Hoods and poison in our politics

The one party is in government, the other, the official opposition, is leading in opinion polls and seeks to govern.

One would expect a greater sense of responsibility from both, a sense that they understand the dangers the country faces.

Maybe they could even show that they live in the same country and share in the wish for the people’s prosperity.

That is why Wednesday’s war of words between New Democracy and SYRIZA’s youth wing provoked feelings of pity for the present and fear for the future.

Sometimes the crisis seems to sharpen feelings and encourage actions which bring us to the edge of the abyss, waking memories and stirring fears of even worse times.

As citizens try to cope with privation and insecurity, organizations that should help lead the way out of crisis resort to the mentality of conflict which has cost us so much in the past.

The latest dispute showed that the protagonists wanted to stoke feelings of anger and fear in their followers.

They wanted to score political points, to polarize the climate even further, not to help normalize it.

It started with a statement by SYRIZA’s youth wing.

Noting that the next day (yesterday) was the fourth anniversary of the murder of 15-year-old schoolboy Alexis Grigoropoulos by a police officer, the party spoke of “a whole generation’s enraged response against the system of exploitation and violence.”

It added, “The uprising of December 2008 was a struggle for hope and the right to life.”

It left out that the spontaneous response gave way to something less spontaneous: days of anarchy, arson and looting, during which the ND government of the time simply looked on, until the “anti-establishment” leaders themselves grew to fear the chaos and retreated from the capital’s center.

In an attempt to show that they, too, can topple regimes and build myths like those of the past, and in reference to Greece’s bailout deal with its partners, SYRIZA’s youth declared: “We need no more pretexts.
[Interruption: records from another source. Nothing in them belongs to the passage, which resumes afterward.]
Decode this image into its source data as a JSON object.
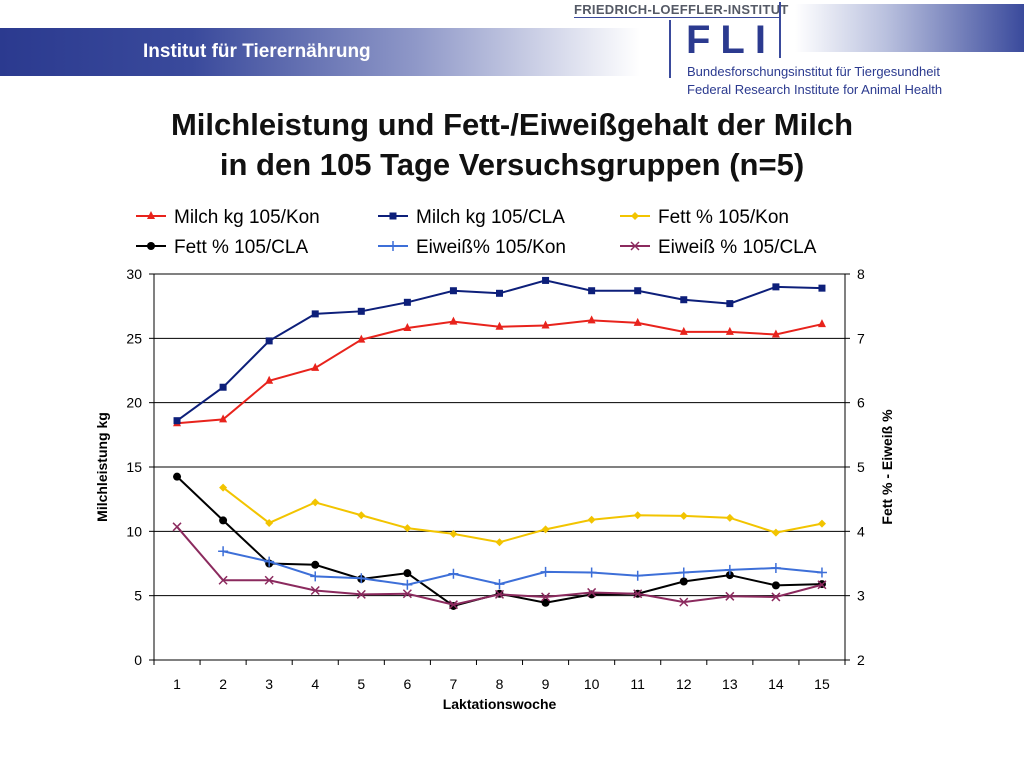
{
  "header": {
    "institute": "Institut für Tierernährung",
    "fli_top": "FRIEDRICH-LOEFFLER-INSTITUT",
    "fli_logo": "FLI",
    "fli_sub1": "Bundesforschungsinstitut für Tiergesundheit",
    "fli_sub2": "Federal Research Institute for Animal Health"
  },
  "title_line1": "Milchleistung und Fett-/Eiweißgehalt der Milch",
  "title_line2": "in den 105 Tage Versuchsgruppen (n=5)",
  "chart_data": {
    "type": "line",
    "x": [
      1,
      2,
      3,
      4,
      5,
      6,
      7,
      8,
      9,
      10,
      11,
      12,
      13,
      14,
      15
    ],
    "xlabel": "Laktationswoche",
    "ylabel": "Milchleistung kg",
    "y2label": "Fett % - Eiweiß %",
    "ylim": [
      0,
      30
    ],
    "yticks": [
      0,
      5,
      10,
      15,
      20,
      25,
      30
    ],
    "y2lim": [
      2,
      8
    ],
    "y2ticks": [
      2,
      3,
      4,
      5,
      6,
      7,
      8
    ],
    "grid": "horizontal",
    "legend_position": "top",
    "series": [
      {
        "name": "Milch kg 105/Kon",
        "axis": "left",
        "color": "#e8231c",
        "marker": "triangle",
        "values": [
          18.4,
          18.7,
          21.7,
          22.7,
          24.9,
          25.8,
          26.3,
          25.9,
          26.0,
          26.4,
          26.2,
          25.5,
          25.5,
          25.3,
          26.1
        ]
      },
      {
        "name": "Milch kg 105/CLA",
        "axis": "left",
        "color": "#0d1f7a",
        "marker": "square",
        "values": [
          18.6,
          21.2,
          24.8,
          26.9,
          27.1,
          27.8,
          28.7,
          28.5,
          29.5,
          28.7,
          28.7,
          28.0,
          27.7,
          29.0,
          28.9
        ]
      },
      {
        "name": "Fett % 105/Kon",
        "axis": "right",
        "color": "#f2c400",
        "marker": "diamond",
        "values": [
          null,
          4.68,
          4.13,
          4.45,
          4.25,
          4.05,
          3.96,
          3.83,
          4.03,
          4.18,
          4.25,
          4.24,
          4.21,
          3.98,
          4.12
        ]
      },
      {
        "name": "Fett % 105/CLA",
        "axis": "right",
        "color": "#000000",
        "marker": "circle",
        "values": [
          4.85,
          4.17,
          3.5,
          3.48,
          3.26,
          3.35,
          2.84,
          3.03,
          2.89,
          3.02,
          3.03,
          3.22,
          3.32,
          3.16,
          3.18
        ]
      },
      {
        "name": "Eiweiß% 105/Kon",
        "axis": "right",
        "color": "#3d6fd8",
        "marker": "plus",
        "values": [
          null,
          3.69,
          3.53,
          3.3,
          3.27,
          3.17,
          3.34,
          3.18,
          3.37,
          3.36,
          3.31,
          3.36,
          3.4,
          3.43,
          3.36
        ]
      },
      {
        "name": "Eiweiß % 105/CLA",
        "axis": "right",
        "color": "#8b2a5e",
        "marker": "x",
        "values": [
          4.07,
          3.24,
          3.24,
          3.08,
          3.02,
          3.03,
          2.86,
          3.02,
          2.98,
          3.05,
          3.03,
          2.9,
          2.99,
          2.98,
          3.17
        ]
      }
    ]
  }
}
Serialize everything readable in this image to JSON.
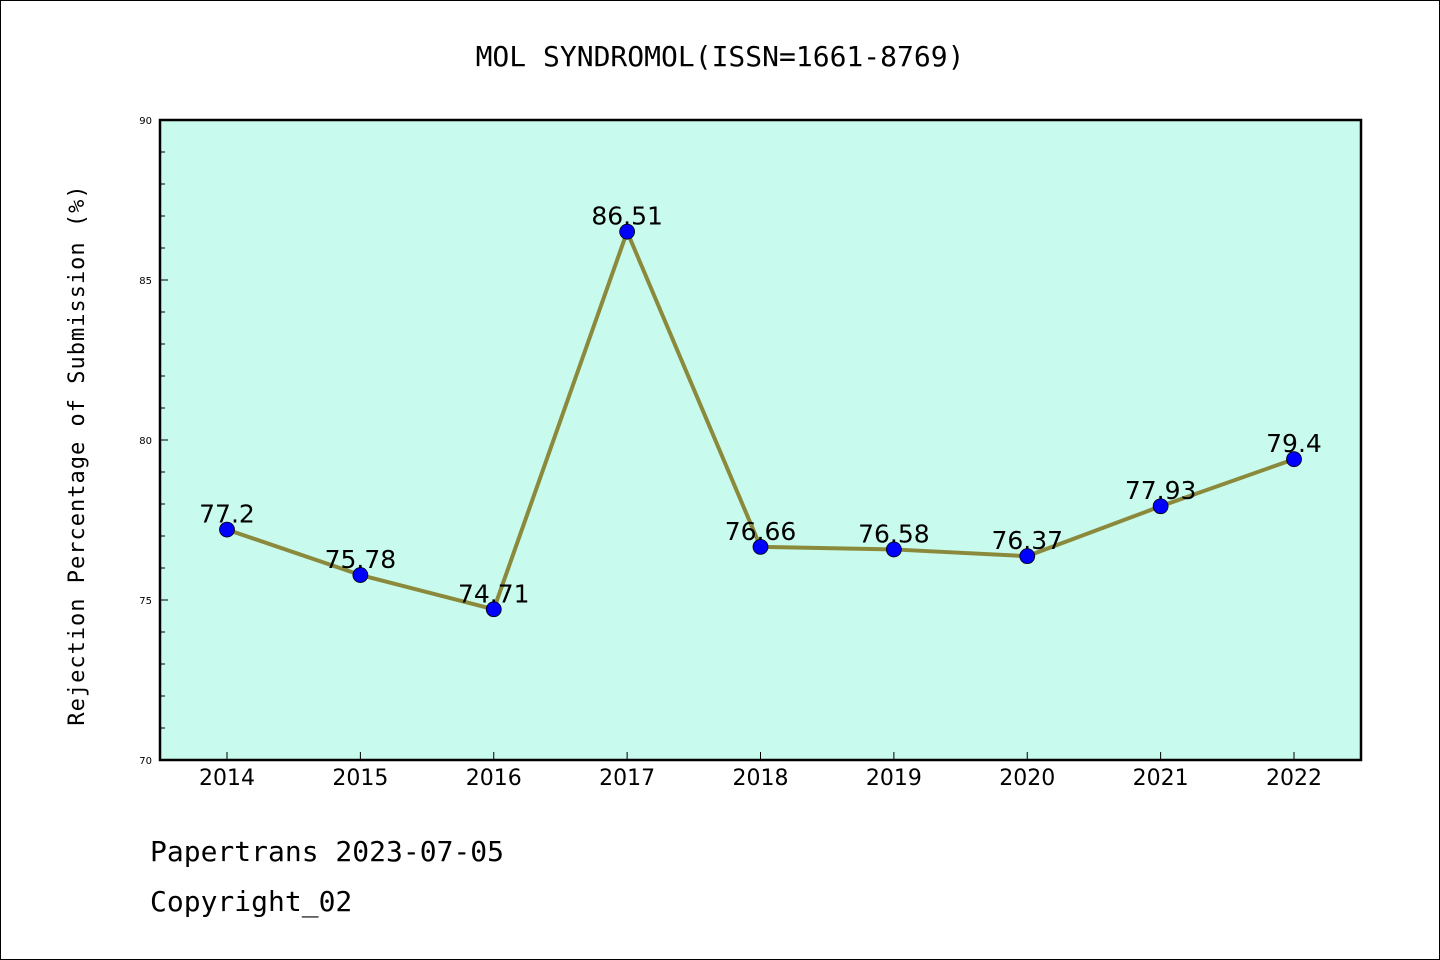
{
  "chart_data": {
    "type": "line",
    "title": "MOL SYNDROMOL(ISSN=1661-8769)",
    "xlabel": "",
    "ylabel": "Rejection Percentage of Submission (%)",
    "categories": [
      "2014",
      "2015",
      "2016",
      "2017",
      "2018",
      "2019",
      "2020",
      "2021",
      "2022"
    ],
    "values": [
      77.2,
      75.78,
      74.71,
      86.51,
      76.66,
      76.58,
      76.37,
      77.93,
      79.4
    ],
    "data_labels": [
      "77.2",
      "75.78",
      "74.71",
      "86.51",
      "76.66",
      "76.58",
      "76.37",
      "77.93",
      "79.4"
    ],
    "ylim": [
      70,
      90
    ],
    "yticks": [
      "70",
      "75",
      "80",
      "85",
      "90"
    ],
    "grid": false,
    "colors": {
      "plot_background": "#c8fbed",
      "line": "#8b8a3c",
      "marker": "#0000ff"
    }
  },
  "footer": {
    "line1": "Papertrans 2023-07-05",
    "line2": "Copyright_02"
  }
}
The exhausted government of the memorandum must be overturned right now… Let’s consign it to history.”

New Democracy, instead of simply pointing out its young rivals’ bloodthirsty foolishness, responded with its own delirium.

It claimed that SYRIZA’s MPs acted like “hooded traitors of the [Nazi] occupation” in naming and targeting police officers and their families.

It warned that the government and citizens would not allow new incidents such as the arson attack which killed three employees in a Marfin bank branch in 2010.

“No hoods will conceal them,” it said. SYRIZA’s youth wing, of course, replied with its own charges of “hooded traitors of the memorandum.”

The clash continued in this vein with more declarations and statements.

The two sides succeeded only in showing how far they are from the reality that citizens face.

And they encouraged the extremists on all sides – who don’t care for citizens at all.